Moreover, the PPP/C added that Government’s anti-cohesion actions is further evident in its political interference in seven of the 10 Regional Democratic Councils won by the PPP/C in the 2015 General and Regional Elections, and the 48 of the 71 Local Authority Areas also won by the PPP/C in the March 2016 Local Government Elections; its non-appointment of the constitutional Local Government Commission; its exclusion of ethnic groups in the appointment of Government and State Boards, even on the Local Boards of Guardians which are region based; and its use of the Special Organised Crime Unit, an arm of the Guyana Police Force which was created to fight money laundering, and the administrative State Assets Recovery Unit, located in the Ministry  of the Presidency, to “witch-hunt” political opponents.

Against this backdrop, the parliamentary Opposition concluded, after reviewing the contents of the Draft Social Cohesion Strategy, that it excludes the key foundations of social cohesion – adherence to the constitutional provisions and human rights; equal access to goods and services provided by the State; and equal opportunity to jobs, contracts, education, health, housing.

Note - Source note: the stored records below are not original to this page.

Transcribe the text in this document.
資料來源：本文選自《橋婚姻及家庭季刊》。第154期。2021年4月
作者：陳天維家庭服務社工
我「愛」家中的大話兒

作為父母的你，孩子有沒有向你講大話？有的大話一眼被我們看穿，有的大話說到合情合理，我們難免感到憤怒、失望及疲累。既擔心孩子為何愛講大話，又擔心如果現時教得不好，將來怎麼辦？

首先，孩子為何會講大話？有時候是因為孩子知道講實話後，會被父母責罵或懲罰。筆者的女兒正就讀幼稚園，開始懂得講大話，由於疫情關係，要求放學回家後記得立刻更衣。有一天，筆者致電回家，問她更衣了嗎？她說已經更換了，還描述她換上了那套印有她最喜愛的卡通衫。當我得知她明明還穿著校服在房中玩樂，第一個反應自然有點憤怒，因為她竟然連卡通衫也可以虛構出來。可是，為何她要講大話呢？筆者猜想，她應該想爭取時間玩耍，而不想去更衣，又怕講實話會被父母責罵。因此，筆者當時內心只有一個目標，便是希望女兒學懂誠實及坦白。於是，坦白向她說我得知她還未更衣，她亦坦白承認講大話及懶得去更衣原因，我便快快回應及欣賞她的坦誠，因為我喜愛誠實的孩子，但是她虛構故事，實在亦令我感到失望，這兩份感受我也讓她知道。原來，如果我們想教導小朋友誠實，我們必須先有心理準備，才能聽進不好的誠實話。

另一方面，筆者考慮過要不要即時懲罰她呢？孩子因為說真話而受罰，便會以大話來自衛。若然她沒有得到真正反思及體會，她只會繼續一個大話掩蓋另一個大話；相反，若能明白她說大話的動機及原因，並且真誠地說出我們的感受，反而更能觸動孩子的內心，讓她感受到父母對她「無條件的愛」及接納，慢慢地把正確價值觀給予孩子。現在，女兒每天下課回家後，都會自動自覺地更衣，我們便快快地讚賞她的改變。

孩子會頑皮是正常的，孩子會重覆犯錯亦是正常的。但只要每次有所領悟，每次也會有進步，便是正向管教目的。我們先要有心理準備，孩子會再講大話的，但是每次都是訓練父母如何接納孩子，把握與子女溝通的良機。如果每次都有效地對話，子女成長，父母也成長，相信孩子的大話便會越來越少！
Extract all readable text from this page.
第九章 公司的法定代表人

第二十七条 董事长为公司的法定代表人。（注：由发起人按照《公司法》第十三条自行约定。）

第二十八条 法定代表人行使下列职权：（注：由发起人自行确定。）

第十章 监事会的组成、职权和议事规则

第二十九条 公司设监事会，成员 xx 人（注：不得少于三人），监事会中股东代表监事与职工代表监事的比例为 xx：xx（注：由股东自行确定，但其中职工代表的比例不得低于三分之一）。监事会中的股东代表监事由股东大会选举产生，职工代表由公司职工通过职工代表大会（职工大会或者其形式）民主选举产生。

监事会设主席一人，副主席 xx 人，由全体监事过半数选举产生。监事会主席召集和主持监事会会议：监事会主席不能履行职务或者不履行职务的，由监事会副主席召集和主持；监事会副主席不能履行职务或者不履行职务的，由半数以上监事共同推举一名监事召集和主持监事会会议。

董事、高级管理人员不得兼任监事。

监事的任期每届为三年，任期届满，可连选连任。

As well as independence of the judiciary; adherence to parliamentary democracy in the Legislature; an open and enabling environment that allows for difference of views and an attitude of compromise; and, inclusion and representation in the body politic based on the multicultural multiethnic multi-religious composition of Guyanese society. “Without these essential ingredients for trust and confidence building being recognised and upheld by the Government, social cohesion is merely at best an academic veneer to legitimise the Government’s discriminatory and undemocratic governance of the nation,” the PPP/C asserted.

Nevertheless, the parliamentary Opposition insisted that it will not participate in any forum that is used by the Government, despite foreign support, to give credence to a social cohesion policy and strategy while the nation continues to be ripped apart by the undemocratic coalition Government.